エピローグ
電話の音が鳴る。
ハンセインは電話を取り出し、その電話に出る。
「私だ、加山だ」
「ああ加山さん、例の企業、大本分かりました?」
「ああ、やはりワールド・マニピュレイト・パーティーのフロント企業のようだ」
「やはりですか」
「おそらく研究がもうされていないことを把握していないのだろう。大きい組織だ、無理もない」
「そしてディクソンによってサルカイドの資金元となっていたと」
「大型そうだろう。例のドラム缶も調べてみた」
「どうでした?」
「ウイルスは入っていなかった。そしてマウス実験では何も起こらなかった。一応ワールド・マニピュレイト・パーティーにゾンビ化する可能性のある液体としてサンプルを送った。近く禁止されるだろう」
「あれ?敵同士ではないのですか?」
「明確な敵ではない、パンデミックはもう起こしたくないのは我々と同じだ」
「そうなんですね。調査ありがとうございます」
「それでは」
そういって電話が切れる。
あとがき
芽衣ちゃんの日常と非日常から5年半ほど経過した。
あの時読んでくれていた読者はいないだろう。
私が小説を書き始めたのは中学生の時だ、専門学生の途中から忙しくなり、書けなくなったし、専門学校でクリエイティブな活動はしていたため、欲求が出ていなかった。
あれから5年半ほど経過して普通に会社員となっている。
この作品は「ゾンビCITY」シリーズの新作である。
「ゾンビCITY3」だと誰も読まないからタイトルを変えた。
なろうでお読みの皆様はこのアカウントがブックマークしている小説にそれがある。
エピローグで何かわからん単語がポンポン出てきていて困惑した読者もいただろう。
簡単に単語、関係者の解説をしておこう。
「世界危機」
本作より20年ほど前に発生した世界規模のゾンビパニック。
「ワールド・マニピュレイト・パーティー」
世界危機を引き起こした世界の裏の政府。
「加山」
日本人。

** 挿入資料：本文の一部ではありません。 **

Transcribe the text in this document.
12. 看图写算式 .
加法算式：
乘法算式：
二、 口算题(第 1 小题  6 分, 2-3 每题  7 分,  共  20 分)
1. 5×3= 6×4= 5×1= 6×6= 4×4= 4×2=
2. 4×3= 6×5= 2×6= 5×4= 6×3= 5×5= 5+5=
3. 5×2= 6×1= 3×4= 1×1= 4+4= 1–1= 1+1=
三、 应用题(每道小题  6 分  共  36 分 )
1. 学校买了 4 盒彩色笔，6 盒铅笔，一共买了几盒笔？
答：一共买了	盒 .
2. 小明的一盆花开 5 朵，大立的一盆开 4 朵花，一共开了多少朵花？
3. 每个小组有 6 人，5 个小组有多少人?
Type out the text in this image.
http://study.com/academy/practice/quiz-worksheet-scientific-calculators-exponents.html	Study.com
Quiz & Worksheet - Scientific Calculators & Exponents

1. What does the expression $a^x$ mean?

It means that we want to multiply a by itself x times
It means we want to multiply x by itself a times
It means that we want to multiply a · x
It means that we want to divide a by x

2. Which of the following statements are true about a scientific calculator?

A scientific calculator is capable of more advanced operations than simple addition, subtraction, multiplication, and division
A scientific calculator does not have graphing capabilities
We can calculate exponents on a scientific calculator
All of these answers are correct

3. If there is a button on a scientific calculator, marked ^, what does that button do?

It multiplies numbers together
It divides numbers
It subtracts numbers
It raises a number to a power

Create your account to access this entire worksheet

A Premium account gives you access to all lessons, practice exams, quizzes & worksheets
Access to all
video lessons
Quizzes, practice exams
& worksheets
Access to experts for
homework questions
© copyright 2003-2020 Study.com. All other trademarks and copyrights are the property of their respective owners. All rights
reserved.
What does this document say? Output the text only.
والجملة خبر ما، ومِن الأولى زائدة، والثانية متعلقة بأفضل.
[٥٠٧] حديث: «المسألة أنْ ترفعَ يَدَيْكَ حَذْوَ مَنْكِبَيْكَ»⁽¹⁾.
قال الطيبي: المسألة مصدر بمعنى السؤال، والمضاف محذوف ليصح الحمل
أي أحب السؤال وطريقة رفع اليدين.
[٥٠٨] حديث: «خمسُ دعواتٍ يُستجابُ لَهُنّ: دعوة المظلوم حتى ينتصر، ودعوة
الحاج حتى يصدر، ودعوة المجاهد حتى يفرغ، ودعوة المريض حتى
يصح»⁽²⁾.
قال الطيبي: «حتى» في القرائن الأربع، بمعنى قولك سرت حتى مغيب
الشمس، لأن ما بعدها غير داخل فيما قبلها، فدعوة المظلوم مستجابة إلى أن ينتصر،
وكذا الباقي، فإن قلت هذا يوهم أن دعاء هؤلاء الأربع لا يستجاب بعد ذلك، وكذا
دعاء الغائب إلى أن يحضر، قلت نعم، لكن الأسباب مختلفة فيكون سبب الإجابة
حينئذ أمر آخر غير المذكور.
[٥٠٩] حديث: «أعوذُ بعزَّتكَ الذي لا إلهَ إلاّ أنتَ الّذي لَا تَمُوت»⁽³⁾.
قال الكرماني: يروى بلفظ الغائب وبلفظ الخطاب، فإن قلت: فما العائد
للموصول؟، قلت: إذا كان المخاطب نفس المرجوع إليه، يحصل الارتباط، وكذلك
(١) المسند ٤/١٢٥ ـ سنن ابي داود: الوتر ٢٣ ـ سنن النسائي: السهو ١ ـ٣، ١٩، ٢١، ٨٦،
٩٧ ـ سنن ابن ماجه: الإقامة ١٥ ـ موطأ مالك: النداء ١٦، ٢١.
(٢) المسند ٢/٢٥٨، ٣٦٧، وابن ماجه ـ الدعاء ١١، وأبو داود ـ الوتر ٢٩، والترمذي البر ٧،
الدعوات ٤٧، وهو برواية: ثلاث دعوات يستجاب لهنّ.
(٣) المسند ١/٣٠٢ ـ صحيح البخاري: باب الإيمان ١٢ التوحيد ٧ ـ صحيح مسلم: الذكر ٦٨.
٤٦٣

ワールド・マニピュレイト・パーティーと基本敵対している組織のトップ。
今回の作品はある種私にあてたものだ。
カルヴァはバーを営む男性であり、落ち込んでいるときには常に酒を飲んでいるようにした。
私自身もアルコール依存症だ。
『酒をやめられない文学研究者とタバコをやめられない精神科医が本気で語り明かした依存症の話』という本の中では、依存症は孤独によってなりやすいと書いている。
snsで流れてきた情報には、アルコール依存症は自分をふさぎやすい傾向にある。
私はクローンでもないし、嘘の記憶もない。
だからカルヴァの悩みの描写は深く書けなかった。
もし私がそうだったらクローンということもあるのか、あーあれ作られた記憶なのかとなるだろう。
私も何か、根源みたいなものが分かれば抜け出せるのだろうか。
今回は仕事が暇すぎて時間があったのでその時間で書いてみた。
次書くとしたらゾンビCITY4だろう。
実はゾンビCITYシリーズは無駄に5部構成である。
中学生の私がなぜかそうした。
できれば救ってやりたい。
次の予告をしておくと、舞台は今回のアメリカから大西洋を渡り、ノルマンディーから上陸、ドイツはベルリンだ。
主人公はロシア人かポーランド人かウクライナ人になる。
その時の世界情勢で変わると思われる。
できれば次でお会いしましょう。
最後に、読んでくれてありがとうございます。